F5 has the unique capability to establish a “front-end” and “back-end” SSL session, and the F5 can perform pattern matching or re-writing on anything between the two.
By simply configuring a “modern” SSL profile, you allow the F5 to use modern protocols and ciphers to connect to any endpoint you wish.
Then, configure a VIP on your local network, whose pool is a single node consisting of the “real” destination endpoint.
The final step is to configure your application to point to the VIP rather than the real endpoint, and no one will know the difference.

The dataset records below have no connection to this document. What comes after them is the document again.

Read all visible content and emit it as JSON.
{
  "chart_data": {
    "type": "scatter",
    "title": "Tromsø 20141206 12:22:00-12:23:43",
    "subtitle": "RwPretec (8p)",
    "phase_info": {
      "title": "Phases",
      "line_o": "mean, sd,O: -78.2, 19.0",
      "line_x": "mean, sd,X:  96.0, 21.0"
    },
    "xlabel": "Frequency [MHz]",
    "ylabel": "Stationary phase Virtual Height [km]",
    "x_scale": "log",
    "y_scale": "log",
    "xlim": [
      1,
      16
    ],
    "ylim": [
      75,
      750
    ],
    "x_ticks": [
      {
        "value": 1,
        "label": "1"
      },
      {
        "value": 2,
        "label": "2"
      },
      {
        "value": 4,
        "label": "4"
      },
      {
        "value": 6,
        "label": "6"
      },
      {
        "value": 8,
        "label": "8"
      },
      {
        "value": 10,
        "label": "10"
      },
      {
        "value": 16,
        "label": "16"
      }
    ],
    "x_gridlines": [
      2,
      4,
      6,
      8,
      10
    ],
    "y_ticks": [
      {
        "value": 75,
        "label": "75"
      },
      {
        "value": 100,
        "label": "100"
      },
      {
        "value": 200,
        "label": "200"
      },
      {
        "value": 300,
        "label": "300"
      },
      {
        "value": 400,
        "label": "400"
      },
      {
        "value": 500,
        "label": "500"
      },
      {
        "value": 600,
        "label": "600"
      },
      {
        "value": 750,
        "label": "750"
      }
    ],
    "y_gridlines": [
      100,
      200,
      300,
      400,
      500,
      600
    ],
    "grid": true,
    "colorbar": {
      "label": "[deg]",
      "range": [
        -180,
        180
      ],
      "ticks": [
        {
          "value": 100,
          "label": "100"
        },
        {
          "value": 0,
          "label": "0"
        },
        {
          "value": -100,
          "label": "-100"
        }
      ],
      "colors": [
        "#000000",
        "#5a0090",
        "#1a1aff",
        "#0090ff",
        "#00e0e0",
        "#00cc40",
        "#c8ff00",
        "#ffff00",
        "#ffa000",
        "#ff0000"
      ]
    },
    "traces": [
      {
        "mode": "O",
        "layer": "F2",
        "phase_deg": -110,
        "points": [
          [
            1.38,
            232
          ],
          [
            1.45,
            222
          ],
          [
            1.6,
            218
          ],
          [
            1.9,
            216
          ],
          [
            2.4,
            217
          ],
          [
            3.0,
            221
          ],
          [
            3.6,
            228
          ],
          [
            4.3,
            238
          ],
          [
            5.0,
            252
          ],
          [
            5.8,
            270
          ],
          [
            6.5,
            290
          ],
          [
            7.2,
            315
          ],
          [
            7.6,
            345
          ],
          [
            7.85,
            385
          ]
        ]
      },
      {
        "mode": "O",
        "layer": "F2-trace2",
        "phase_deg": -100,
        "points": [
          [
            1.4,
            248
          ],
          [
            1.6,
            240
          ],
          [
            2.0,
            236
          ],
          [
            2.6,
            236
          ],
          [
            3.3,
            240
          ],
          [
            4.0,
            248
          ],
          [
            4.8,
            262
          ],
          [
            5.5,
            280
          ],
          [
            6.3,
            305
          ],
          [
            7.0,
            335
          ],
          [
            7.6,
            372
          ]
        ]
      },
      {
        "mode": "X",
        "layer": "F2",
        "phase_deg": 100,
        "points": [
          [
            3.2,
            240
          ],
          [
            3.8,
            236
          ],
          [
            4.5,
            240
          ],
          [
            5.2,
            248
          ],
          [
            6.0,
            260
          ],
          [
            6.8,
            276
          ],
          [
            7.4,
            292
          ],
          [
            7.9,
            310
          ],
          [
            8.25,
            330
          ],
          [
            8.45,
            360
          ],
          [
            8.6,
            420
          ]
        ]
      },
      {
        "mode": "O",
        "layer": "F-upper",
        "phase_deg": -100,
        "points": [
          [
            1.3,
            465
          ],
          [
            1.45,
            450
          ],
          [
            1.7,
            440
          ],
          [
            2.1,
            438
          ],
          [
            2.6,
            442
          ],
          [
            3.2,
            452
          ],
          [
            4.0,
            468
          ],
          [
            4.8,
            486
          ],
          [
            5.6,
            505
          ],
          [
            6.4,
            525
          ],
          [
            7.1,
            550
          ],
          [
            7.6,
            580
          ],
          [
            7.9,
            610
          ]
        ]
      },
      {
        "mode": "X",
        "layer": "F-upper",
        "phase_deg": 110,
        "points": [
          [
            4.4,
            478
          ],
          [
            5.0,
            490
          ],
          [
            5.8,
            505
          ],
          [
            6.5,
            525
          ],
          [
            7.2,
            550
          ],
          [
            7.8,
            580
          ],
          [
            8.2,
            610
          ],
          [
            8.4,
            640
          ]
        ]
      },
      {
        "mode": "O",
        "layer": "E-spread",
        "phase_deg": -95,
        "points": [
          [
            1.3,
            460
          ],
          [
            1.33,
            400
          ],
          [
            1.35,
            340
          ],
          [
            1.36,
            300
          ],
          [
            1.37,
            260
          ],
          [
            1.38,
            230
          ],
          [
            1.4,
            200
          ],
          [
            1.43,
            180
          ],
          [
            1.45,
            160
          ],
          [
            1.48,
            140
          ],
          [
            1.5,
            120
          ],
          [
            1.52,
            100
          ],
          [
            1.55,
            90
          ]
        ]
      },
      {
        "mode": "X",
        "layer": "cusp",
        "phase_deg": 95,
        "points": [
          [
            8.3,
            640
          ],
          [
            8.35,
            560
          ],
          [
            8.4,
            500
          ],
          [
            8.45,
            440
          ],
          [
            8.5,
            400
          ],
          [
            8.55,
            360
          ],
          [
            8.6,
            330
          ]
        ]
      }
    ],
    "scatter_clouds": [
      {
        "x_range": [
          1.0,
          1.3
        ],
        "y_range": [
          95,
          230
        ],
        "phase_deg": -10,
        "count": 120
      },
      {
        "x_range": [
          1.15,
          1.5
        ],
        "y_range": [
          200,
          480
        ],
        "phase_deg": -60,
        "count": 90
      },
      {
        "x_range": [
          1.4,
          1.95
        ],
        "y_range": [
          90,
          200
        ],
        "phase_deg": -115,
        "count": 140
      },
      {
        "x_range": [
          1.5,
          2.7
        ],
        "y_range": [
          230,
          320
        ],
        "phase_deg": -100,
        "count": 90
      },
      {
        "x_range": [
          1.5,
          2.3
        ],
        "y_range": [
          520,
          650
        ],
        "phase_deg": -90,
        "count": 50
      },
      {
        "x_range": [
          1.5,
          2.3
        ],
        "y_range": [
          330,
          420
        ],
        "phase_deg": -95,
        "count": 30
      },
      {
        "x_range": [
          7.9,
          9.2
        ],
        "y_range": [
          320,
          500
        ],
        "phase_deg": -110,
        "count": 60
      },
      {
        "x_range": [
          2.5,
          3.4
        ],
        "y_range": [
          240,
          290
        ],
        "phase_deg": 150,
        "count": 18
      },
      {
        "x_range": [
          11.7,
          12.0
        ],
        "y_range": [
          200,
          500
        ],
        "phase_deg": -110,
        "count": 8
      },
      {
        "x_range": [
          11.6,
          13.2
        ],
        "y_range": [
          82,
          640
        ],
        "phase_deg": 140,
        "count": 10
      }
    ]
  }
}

When the application platform opens a connection to the ADC’s VIP, it allows the use of older protocols. The ADC then manages the outbound connection to the “real” endpoint, using the modern SSL profile, supporting modern ciphers and protocols.
4.2. Proxy Module
Like a broker tier, writing a proxy module is the second-easiest option!
Install a “modern” managed code instance (perhaps *gasp* on MODERN hardware), and write a tiny proxy module that accepts an inbound connection, while forwarding the data to a new, configurable outbound connection.
The managed code platform “handles” the nuances of modern protocols and ciphers automatically.
4.3. Configure a Transparent Web Proxy
Using Squid, or a similar proxy, you can set up a simple VM (Virtual Machine), acting as a squid server, that allows the application to make outbound calls, while Squid breaks the request apart, and makes its own connection to the endpoint.
Best case, if your platform is proxy-aware, it can simply point to the Squid VM.
If not, squid can be configured as a “transparent proxy”, so that the platform and application don’t even know that Squid is involved.
Squid can then be configured to make its own connection to the real endpoint.
Reverse-proxy is a cheap and easy way to preserve the original code investment and reliability of long-lived code modules that happen to be running on deprecated platforms.
This approach won’t last forever, but it buys a few years to develop and debug a new strategy.